The reason that the uplink and downlink transmissions for IS-95 are generated in a different way results from the fact that it is difficult to synchronise the mobile handsets. Each one is a different distance away from the base station and the time delays will be different. As a result synchronisation is not possible. For the Walsh codes to maintain their orthogonality and to operate correctly they must be properly synchronised. PN codes do not require synchronisation and can be used more successfully under these circumstances.

One of the advantages of CDMA is the fact that handover can be made easier and more reliable. Normally when handing over from one from a base station in one cell to the base station in the next, it is necessary for the system to arrange for a new channel to be used. The mobile then changes channel and hopes to be able to receive the signal on the new one satisfactorily. Obviously there is a degree of risk, and occasionally a hand over does not proceed smoothly. With CDMA it is possible to use what is termed a soft hand over. As transmissions from the base stations in adjacent cells may be made on the same frequency, it is possible for a mobile to receive signals from two base stations at once. Normally the mobile would reject the signal from the second base station, but it is possible to arrange for it to receive signals from the two stations and this proves to be very useful during handover. During the period of the handover the two base stations transmit the same signal enabling the mobile to receive the signal via two routes at the same time. This means that during this handover phase the mobile should not loose the signal. Then as the mobile moves further into the second cell and the signal is firm, it can rely on one station only and the handover is complete.
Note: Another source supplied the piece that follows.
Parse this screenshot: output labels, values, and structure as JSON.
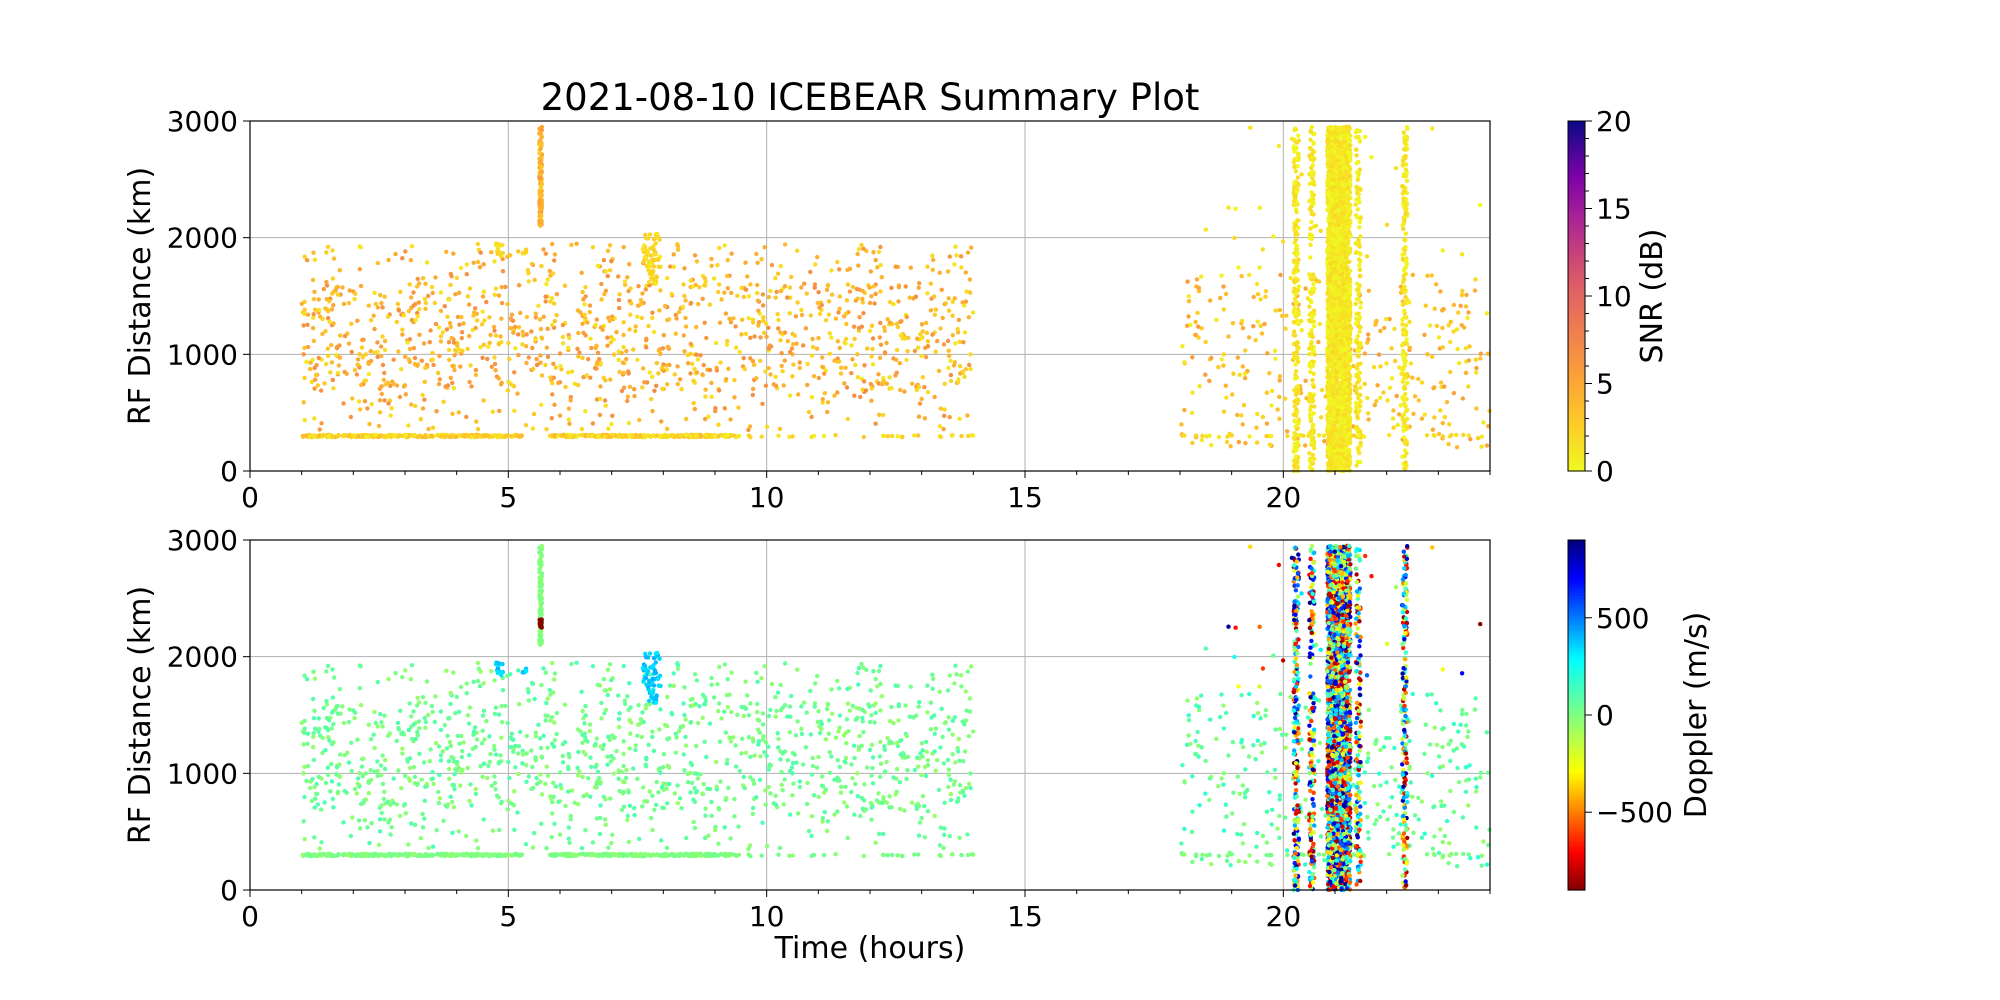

This approach considerably reduces the risk of loosing the connection during handover, and it also minimises the risk of a short break in the speech during this period. However it is not free and there is an associated cost. The mobile needs two decoders to monitor and decode the two signals and this increases the complexity of the mobile. On the network side it means that two channels are used instead of one and this reduces the overall capacity. Some estimate this could be as high as 40%. This is dependent upon the speed of handover and the degree of overlap in the cells. The figure given is obviously a worst case scenario, but despite this the advantages are deemed to outweigh the reduction in capacity and increased mobile complexity.

IS-95 has been successfully installed in many areas of the world, chiefly in North America. IS 95 also has the advantage that it has an evolutionary migration path to 3G with CDMA2000 to give the higher data rates that are needed for video streaming and data transfer whilst retaining compatibility with the existing networks.